(CN) – The U.S. government filed another motion to get New York Times reporter James Risen on the stand to testify against Jeffrey Sterling, a former CIA officer accused of sharing classified information.
Though a federal judge sharply limited the scope of Risen’s testimony in a July order, prosecutors have asked for reconsideration in light of new developments. The court said at the time that prosecutors have other sources aside from Risen who can implicate Sterling as the source of the leak.
The court had partly based this decision on the word of a former intelligence officer who has recently told prosecutors that he mistakenly linked two conversations he had with Risen when testifying before the grand jury testimony. In his original testimony, the officer mentioned two conversations he had with Risen, one specifically about Sterling, and one, several months later, concerning generic questions about CIA activity. The witness now claims that he cannot say whether Risen had connected that second conversation to Sterling.
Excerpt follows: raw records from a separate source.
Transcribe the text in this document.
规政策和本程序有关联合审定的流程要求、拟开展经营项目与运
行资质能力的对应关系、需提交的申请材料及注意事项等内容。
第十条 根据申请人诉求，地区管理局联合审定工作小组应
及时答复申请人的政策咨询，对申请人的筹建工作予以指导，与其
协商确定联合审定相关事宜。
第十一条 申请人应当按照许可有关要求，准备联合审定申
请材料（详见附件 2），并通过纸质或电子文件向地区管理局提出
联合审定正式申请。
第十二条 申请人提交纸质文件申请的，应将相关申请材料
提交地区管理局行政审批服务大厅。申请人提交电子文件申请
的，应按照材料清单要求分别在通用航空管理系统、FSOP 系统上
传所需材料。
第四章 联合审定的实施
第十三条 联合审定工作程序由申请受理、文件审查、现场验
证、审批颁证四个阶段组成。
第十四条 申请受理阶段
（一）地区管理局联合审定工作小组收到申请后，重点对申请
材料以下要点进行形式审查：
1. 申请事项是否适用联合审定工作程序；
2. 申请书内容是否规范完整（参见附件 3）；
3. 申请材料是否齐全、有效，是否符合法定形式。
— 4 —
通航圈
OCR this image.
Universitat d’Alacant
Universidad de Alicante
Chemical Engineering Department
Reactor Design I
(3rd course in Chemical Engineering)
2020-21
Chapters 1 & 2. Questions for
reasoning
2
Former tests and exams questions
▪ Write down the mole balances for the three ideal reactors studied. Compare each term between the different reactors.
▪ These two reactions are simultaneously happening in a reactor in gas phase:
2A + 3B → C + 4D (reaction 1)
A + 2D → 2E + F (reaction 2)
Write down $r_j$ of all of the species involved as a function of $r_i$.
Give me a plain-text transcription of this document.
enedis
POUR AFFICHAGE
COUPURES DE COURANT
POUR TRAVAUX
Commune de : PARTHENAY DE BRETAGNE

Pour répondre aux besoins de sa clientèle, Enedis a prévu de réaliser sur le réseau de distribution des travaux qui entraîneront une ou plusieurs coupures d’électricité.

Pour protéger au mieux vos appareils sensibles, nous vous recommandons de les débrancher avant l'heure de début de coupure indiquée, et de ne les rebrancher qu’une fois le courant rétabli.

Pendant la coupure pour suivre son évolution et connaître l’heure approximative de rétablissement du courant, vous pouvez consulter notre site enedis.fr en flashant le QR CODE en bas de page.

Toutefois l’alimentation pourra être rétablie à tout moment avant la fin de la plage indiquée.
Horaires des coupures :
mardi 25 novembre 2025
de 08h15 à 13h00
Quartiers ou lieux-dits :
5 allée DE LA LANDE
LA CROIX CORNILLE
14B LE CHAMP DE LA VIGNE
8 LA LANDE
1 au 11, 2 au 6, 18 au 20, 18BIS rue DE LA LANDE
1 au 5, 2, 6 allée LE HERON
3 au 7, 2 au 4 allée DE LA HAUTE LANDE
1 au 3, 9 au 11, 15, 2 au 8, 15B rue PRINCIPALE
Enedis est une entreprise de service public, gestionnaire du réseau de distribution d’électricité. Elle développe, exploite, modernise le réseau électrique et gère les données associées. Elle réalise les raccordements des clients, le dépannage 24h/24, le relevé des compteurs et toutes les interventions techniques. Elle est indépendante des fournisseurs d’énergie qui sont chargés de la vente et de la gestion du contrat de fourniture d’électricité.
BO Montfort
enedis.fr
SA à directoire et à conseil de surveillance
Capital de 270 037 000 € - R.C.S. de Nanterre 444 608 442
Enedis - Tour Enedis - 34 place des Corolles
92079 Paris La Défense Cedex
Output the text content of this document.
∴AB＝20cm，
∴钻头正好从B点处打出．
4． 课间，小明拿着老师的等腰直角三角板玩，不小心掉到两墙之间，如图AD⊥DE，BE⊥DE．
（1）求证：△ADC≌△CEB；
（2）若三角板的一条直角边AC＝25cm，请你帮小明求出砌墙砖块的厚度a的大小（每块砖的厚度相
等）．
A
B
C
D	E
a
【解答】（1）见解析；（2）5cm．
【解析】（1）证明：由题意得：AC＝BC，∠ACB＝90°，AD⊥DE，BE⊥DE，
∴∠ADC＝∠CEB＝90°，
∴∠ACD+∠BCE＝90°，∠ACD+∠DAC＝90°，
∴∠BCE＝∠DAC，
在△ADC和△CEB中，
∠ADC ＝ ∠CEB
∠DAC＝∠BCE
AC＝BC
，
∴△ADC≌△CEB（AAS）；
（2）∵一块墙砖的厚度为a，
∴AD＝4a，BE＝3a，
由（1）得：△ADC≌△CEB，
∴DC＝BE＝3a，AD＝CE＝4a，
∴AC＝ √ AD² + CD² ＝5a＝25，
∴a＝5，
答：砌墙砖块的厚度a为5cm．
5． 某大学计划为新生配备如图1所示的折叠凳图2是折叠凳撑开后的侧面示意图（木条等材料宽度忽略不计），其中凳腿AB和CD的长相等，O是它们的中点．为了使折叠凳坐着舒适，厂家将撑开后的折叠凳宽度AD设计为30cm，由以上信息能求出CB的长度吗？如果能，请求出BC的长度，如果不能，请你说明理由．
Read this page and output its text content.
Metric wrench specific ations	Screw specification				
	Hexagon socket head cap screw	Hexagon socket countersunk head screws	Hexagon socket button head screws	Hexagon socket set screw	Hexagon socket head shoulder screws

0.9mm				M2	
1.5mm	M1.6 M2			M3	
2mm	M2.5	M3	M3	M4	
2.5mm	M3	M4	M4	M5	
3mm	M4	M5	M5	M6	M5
In July, U.S. District Judge Leonie Brinkema said this former official’s testimony provided “exactly what the government seeks to obtain from its subpoena to Mr. Risen: an admission that Sterling was Risen’s source for the classified information.”
Now that this former official has allegedly changed his testimony, “Risen is the only source for the information the government seeks to present to the jury,” according to the motion.
Sterling’s strategy will unfairly call into question the character and reputations of many innocent individuals, prosecutors said.
“The defendant plans to point the finger at as many other individuals as possible, in a scattershot effort to manufacture reasonable doubt as to the identity of the individual who leaked national defense information to Mr. Risen,” according to the eight-page motion.
Risen’s testimony alone can help the government “definitively exclude” these indivisauls as the source of the leak, prosecutors say.
Sterling’s expert also plans to show how Risen’s writing style – specifically his use of the third person rather than quotation marks – implies that he got he obtained access to classified information from multiple individuals, according to the government’s brief.
“Only Mr. Risen can testify as to the meaning of his use of quotation marks,” government argued.